ABD ile ortaklığın şartı gelişmiş piyasa ekonomisi

OBAMA’nın ortaya attığı "model ortaklık" tanımını daha çok konuşacağız. Obama’nın açıklamalarından, bu tanımın içinin henüz tam olarak doldurulmadığını, zaman içinde işbirliği yapılacak alanlarla birlikte doldurulup geliştirilmeye çalışılacağını anlıyoruz.

Ben de dahil, bazı yorumcular bu ortaklığın içinin, siyasi işbirliğinin yanısıra ekonomik işbirliği ile doldurulması gerektiğine inanıyor ve bunu dile getiriyor.

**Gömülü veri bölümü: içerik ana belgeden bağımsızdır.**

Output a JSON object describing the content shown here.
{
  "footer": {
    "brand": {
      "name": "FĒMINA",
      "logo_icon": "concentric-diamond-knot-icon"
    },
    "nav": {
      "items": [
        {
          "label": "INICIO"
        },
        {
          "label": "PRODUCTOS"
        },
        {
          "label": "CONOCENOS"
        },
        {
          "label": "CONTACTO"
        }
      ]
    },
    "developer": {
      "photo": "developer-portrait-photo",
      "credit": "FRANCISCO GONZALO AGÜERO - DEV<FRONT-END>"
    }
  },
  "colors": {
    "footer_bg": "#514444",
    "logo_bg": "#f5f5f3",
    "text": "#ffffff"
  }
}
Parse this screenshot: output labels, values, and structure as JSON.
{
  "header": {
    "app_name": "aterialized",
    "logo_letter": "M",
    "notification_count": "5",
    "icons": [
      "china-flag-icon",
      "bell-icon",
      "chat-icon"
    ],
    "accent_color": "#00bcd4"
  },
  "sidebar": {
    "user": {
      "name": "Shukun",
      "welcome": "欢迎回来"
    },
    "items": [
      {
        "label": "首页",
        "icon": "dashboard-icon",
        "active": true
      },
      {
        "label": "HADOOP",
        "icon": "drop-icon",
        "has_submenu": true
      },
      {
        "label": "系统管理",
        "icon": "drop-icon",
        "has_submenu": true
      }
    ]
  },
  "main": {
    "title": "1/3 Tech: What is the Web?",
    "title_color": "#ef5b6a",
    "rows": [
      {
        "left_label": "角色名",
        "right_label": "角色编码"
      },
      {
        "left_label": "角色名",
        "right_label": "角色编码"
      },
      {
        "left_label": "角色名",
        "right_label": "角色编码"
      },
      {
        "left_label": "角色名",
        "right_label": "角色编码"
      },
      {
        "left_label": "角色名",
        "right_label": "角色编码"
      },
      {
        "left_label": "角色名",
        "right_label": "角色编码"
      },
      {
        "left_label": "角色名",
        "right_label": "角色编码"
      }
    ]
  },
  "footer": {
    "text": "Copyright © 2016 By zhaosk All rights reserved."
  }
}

Bence siyasi konulardaki işbirliğinin zemini de bu ekonomik işbirliği ile oluşturabilir. Daha doğrusu; ekonomik zemindeki ortaklığın daha kalıcı ve sağlıklı olacağı kesin.

İşte tam da bu noktada, böyle bir işbirliğinin kurulup kurulamayacağı sorusu akla geliyor.

Her şeyden önce şunu söylemek gerekir ki, kurulacak ekonomik işbirliğini Obama’nın kendisi ya da artık arkadaş oldukları Abdullah Gül ya da Tayyip Erdoğan kurmayacaklar. Ekonomik işbirliğini kuracak olan iki ülkenin şirketleridir. Liderler ancak bu zemini oluşturup, siyasi desteklerini verebilirler, asıl işi yapacak olan özel sektör kuruluşlarıdır.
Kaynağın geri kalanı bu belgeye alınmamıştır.